Тем не менее поначалу Макарон сотворил почти невозможное. КрАЗ сокрушил несколько худосочных берез, чудом избежал соприкосновения с пятном, раскинувшимся на детской площадке, и выскочил к пологому холму, образованному отвалами бывшего глиняного карьера. Он даже чуть увеличил отрыв, но на том везение кончилось. Вешки на пути оказались скрыты кустами, Хомяков еле успел сориентироваться по карте и крикнуть:
— Назад!..
Пришлось сдавать задним ходом, теряя драгоценное время. Подоспевший танк развернулся на одном месте и почти прыгнул вперед, целя грузовику в переднее колесо. Макарон все же выдернул машину из-под удара и оказался на аллее, огибавшей пруд. Сугробы здесь были не такие дремучие, как возле Кузнецовской, КрАЗ увеличил скорость…
…Но и танк наддал тоже…
…И все-таки влепил грузовику хорошего пинка в задний борт, завернув его на полуостров, где бетонная стела возносила к недосягаемым небесам давно списанный истребитель.
Здесь, по идее, можно было развернуться, но танк висел на хвосте, и совокупного поступательного движения было уже не остановить.
Макарон заметил вешки, выставленные на льду пруда, только когда кабина КрАЗа уже перевесилась через край и тяжелая машина начала сползать вниз по откосу.
Между тем возня двух металлических монстров потревожила бетонную стелу. Быть может, она и без того была основательно подточена временем и хрональными аномалиями, а может, просто срок подошел?.. Армированная консоль застонала, начала крениться…
И старый истребитель совершил свое последнее пике, рухнув на обе машины и накрепко соединив их друг с другом.

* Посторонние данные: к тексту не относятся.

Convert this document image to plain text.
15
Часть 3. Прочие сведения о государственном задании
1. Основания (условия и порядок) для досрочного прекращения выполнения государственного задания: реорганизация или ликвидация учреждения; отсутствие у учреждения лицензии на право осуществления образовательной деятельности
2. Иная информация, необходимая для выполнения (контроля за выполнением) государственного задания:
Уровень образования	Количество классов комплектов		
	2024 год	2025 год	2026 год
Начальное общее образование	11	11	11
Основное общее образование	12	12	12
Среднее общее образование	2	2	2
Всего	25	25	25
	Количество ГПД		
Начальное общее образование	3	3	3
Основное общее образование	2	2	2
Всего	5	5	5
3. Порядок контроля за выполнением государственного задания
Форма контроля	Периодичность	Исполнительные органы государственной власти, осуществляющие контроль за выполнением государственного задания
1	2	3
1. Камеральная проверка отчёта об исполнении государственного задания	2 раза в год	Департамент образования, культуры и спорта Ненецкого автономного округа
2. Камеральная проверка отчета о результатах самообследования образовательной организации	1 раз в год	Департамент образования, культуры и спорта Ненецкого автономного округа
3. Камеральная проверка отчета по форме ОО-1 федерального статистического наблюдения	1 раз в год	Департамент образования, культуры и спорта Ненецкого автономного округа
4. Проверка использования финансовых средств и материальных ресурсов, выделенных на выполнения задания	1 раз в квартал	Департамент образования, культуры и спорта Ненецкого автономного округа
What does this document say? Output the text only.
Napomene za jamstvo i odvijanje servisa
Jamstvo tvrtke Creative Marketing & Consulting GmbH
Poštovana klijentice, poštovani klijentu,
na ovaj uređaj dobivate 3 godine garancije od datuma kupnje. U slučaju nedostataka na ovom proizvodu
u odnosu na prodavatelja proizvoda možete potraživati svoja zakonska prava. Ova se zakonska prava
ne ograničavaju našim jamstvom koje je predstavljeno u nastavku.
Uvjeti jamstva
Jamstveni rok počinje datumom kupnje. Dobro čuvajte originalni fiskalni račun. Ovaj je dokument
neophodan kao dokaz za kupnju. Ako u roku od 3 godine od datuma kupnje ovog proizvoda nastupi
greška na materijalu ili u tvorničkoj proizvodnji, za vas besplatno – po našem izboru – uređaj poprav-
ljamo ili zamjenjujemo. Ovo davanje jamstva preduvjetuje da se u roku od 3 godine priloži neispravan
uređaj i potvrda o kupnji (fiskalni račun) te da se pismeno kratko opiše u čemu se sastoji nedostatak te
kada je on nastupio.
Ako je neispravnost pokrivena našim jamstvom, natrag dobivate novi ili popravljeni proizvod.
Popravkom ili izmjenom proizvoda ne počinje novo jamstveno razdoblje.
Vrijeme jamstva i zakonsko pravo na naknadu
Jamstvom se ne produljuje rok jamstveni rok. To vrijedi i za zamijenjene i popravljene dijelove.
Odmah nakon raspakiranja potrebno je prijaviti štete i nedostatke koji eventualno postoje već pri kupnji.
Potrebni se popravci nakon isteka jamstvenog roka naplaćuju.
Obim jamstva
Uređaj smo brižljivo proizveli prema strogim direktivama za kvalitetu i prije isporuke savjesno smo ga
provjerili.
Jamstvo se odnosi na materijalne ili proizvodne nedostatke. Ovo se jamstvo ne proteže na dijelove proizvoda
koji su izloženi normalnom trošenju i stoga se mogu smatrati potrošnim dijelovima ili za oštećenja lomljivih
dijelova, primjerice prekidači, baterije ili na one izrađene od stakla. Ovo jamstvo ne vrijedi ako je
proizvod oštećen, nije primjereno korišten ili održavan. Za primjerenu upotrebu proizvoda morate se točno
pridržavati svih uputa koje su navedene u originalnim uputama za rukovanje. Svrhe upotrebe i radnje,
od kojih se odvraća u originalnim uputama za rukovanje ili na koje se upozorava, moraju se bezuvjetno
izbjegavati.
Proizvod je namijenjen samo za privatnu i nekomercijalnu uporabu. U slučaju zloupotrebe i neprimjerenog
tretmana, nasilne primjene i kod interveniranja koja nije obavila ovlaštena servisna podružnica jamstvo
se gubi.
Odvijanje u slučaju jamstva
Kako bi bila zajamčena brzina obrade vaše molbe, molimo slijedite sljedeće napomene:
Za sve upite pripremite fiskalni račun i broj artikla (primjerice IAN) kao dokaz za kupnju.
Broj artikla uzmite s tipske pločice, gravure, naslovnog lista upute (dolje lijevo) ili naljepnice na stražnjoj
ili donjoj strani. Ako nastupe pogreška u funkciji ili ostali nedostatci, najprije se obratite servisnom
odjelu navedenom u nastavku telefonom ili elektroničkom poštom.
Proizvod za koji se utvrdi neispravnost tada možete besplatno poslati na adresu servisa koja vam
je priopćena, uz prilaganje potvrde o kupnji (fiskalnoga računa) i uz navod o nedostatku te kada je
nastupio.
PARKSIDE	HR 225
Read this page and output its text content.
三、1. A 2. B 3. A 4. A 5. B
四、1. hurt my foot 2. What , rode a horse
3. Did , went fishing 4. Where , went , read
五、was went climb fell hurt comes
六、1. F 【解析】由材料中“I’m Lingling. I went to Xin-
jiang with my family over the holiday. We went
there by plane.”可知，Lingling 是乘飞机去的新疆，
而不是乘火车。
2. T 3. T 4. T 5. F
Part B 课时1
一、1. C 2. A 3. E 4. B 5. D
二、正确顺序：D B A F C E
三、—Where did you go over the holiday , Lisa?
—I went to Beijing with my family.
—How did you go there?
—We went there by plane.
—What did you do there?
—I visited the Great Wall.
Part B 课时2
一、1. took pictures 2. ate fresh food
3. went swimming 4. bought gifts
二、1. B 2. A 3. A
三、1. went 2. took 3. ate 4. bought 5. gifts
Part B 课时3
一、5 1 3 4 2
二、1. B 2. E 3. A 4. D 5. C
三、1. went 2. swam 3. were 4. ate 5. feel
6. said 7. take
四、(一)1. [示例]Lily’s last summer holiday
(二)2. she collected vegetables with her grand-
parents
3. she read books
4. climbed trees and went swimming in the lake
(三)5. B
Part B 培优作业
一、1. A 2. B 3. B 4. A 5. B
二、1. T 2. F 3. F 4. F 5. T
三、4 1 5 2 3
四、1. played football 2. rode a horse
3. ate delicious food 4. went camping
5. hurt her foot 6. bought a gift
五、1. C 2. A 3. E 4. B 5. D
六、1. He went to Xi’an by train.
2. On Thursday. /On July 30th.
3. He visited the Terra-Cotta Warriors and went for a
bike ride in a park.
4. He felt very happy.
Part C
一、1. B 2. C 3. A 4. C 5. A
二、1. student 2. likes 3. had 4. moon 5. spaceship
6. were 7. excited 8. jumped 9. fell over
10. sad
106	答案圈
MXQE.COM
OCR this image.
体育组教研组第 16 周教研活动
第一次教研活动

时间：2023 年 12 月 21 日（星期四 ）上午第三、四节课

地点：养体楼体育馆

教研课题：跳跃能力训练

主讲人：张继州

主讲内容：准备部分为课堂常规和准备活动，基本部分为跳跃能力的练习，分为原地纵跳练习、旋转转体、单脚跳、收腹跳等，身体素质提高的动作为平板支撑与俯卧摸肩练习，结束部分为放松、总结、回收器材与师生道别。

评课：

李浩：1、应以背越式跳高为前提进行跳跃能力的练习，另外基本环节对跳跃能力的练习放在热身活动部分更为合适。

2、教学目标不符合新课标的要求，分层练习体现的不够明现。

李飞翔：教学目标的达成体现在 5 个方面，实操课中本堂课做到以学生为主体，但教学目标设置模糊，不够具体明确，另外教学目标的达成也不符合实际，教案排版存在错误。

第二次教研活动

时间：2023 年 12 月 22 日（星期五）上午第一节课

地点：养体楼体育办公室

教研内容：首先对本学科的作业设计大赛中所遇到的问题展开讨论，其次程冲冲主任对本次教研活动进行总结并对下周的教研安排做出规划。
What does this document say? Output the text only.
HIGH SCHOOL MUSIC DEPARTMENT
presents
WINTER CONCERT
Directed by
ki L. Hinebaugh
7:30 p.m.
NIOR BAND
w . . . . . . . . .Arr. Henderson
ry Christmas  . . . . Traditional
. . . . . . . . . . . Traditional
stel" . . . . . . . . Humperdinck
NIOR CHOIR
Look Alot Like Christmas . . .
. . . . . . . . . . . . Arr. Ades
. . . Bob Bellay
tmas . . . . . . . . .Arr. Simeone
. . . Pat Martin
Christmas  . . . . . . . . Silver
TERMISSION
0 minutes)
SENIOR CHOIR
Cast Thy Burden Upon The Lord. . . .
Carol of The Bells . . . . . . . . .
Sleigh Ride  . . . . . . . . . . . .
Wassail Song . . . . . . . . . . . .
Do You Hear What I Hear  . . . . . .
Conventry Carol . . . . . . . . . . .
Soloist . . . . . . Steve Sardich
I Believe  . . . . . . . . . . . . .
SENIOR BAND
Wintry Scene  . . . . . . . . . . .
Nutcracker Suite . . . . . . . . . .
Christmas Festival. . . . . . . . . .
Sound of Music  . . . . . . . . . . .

Последним с танковой брони соскочил майор Собакин. Он тащил за шиворот механика-водителя, выдернутого из люка.
Грузовик, истребитель и «тридцатьчетверка» сползли на лед с довольно крутого высокого бережка, где когда-то катались на саночках дети, и лед не выдержал. Посыпались сбитые вешки, солнце зажгло подозрительно яркие радуги в алмазной туче снега и брызг… Из кабины тонувшего КрАЗа выскочили сперва Макарон, потом Хомяков и наконец Чекист, но было поздно. Люди и техника, втянутые хрональным туннелем, погрузились так, словно угодили не в парковый пруд глубиной по колено, а в Марианскую впадину.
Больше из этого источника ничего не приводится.